Poi la stoccata: “C’è da purificare l’aria, perchè le nuove generazioni, crescendo, non restino avvelenate” ha attaccato il presidente della Cei, che poi ha sottolineato come la questione morale non sia “un’invenzione mediatica”, pur segnalando sulle inchieste in atto “l’ingente mole di strumenti di indagine”, “la dovizia delle cronache a ciò dedicate” e la presenza di “strumentalizzazioni”.
Ciò non significa, secondo il cardinale, che ci possano essere equivoci, perchè la questione morale “è un’evenienza grave”.
Partendo da questo dato di fatto, l’alto prelato ha sottolineato il ruolo della storia: “Quando le congiunture si rivelano oggettivamente gravi, e sono rese ancor più complicate da dinamiche e rapporti cristallizzati e insolubili, tanto da inibire seriamente il bene generale — è stato il giudizio di Bagnasco — , allora non ci sono nè vincitori nè vinti: ognuno è chiamato a comportamenti responsabili e nobili. La storia ne darà atto”.
Il cardinale, inoltre, non ha risparmiato considerazioni di tipo politico, sostenendo che “al punto in cui siamo è essenziale drenare tutte le risorse disponibili, intellettuali, economiche e di tempo, verso l’utilità comune: solo per questa via si può salvare dal discredito generalizzato il sistema della rappresentanza, il quale deve dotarsi di anticorpi adeguati contro la ‘piovra’ della corruzione e delle clientele, cominciando a riconoscere ai cittadini la titolarità loro dovuta”.
Quasi un appello al cambiamento della legge elettorale, quindi, a cui Bagnasco ha fatto seguire un attacco ancor più veemente contro la corruzione, sostenendo come “non si capisce quale legittimazione possano avere in un consorzio democratico i comitati d’affari che si autoimpongono attraverso il reticolo clientelare, andando a intasare la vita pubblica”.
Le conseguenze per Bagnasco sono devastanti: “Il loro maggior costo sta nella capziosità dei condizionamenti, nell’intermediazione appaltistica, nei suggerimenti interessati di nomine e promozioni”.
Proprio il crollo di credibilità della rappresentanza politica ha offerto al presidente della Cei l’occasione per un annuncio che farà molto discutere: ”Sta lievitando una partecipazioneche si farebbe fatica a non registrare, e una nuova consapevolezza che la fede cristiana non danneggia in alcun modo la vita sociale.
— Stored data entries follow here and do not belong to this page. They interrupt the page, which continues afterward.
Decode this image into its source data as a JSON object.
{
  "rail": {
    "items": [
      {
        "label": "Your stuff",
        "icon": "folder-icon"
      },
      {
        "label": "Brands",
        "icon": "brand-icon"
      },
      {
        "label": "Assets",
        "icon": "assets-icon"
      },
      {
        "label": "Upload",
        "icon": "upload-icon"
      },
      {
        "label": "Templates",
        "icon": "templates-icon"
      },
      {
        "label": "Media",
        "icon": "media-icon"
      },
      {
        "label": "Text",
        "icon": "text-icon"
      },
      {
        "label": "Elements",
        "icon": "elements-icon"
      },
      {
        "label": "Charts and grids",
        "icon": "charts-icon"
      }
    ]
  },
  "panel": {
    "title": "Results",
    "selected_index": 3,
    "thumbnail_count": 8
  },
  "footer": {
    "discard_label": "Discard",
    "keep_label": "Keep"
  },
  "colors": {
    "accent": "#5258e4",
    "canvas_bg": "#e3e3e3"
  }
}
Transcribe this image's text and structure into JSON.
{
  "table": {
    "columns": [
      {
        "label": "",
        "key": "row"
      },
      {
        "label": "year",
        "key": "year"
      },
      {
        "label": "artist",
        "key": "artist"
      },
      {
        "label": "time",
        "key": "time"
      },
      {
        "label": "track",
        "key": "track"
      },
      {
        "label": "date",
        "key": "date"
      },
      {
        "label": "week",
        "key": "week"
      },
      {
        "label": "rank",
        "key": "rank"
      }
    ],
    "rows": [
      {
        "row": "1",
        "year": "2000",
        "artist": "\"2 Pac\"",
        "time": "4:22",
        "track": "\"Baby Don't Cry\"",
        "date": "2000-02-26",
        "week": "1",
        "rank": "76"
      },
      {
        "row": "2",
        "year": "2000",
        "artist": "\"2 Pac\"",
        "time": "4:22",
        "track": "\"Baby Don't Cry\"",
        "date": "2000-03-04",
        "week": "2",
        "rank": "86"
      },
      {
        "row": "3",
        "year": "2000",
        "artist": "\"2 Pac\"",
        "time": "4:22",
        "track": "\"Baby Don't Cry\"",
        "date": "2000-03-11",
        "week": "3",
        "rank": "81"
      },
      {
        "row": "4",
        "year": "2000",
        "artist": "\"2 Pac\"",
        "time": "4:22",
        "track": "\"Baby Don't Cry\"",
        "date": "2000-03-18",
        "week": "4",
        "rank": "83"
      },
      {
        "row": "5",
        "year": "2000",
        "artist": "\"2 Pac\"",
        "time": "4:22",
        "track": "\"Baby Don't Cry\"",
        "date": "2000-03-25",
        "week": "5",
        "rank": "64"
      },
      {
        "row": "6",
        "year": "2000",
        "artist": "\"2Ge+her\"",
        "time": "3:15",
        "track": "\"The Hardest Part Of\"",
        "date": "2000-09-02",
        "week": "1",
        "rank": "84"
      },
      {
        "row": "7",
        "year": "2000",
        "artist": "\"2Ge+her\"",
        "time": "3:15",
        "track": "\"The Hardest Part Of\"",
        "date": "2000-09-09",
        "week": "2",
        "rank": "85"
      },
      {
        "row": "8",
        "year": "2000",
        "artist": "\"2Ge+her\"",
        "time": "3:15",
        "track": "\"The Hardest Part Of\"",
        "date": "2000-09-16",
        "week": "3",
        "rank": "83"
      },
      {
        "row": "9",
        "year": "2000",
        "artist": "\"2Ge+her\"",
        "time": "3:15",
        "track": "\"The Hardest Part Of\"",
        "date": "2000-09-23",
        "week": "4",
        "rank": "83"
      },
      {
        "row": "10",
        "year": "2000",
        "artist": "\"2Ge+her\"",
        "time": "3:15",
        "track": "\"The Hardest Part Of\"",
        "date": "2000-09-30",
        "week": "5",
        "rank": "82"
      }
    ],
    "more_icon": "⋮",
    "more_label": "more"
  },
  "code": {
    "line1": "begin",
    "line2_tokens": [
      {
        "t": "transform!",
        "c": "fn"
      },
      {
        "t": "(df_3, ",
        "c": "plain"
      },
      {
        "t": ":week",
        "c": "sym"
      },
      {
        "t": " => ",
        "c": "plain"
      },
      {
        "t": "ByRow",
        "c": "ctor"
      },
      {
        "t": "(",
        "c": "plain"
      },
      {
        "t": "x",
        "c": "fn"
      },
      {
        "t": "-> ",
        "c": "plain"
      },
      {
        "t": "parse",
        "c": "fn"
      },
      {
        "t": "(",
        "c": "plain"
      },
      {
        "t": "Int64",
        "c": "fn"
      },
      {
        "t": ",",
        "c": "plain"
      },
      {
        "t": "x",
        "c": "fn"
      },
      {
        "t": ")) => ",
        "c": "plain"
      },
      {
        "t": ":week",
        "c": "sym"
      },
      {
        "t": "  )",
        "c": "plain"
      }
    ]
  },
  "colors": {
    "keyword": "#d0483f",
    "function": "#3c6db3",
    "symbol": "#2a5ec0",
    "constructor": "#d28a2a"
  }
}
Anzi. Sembra rapidamente stagliarsi all’orizzonte — ha anticipato — la possibilità di un soggetto culturale e sociale di interlocuzione con la politica, che, coniugando strettamente l’etica sociale con l’etica della vita, sia promettente grembo di futuro, senza nostalgie nè ingenue illusioni”.
Il quadro, per Bagnasco, è di una gravità assoluta, così come le conseguenze che essa potrà avere: “Se non si riescono a far scaturire, nel breve periodo, le condizioni psicologiche e culturali per siglare un patto intergenerazionale che, considerando anche l’apporto dei nuovi italiani, sia in grado di raccordare fisco, previdenza e pensioni avendo come volano un’efficace politica per la famiglia, l’Italia non potrà invertire il proprio declino: potrà forse aumentare la ricchezza di alcuni, comunque di pochi, ma si prosciugherà il destino di un popolo”.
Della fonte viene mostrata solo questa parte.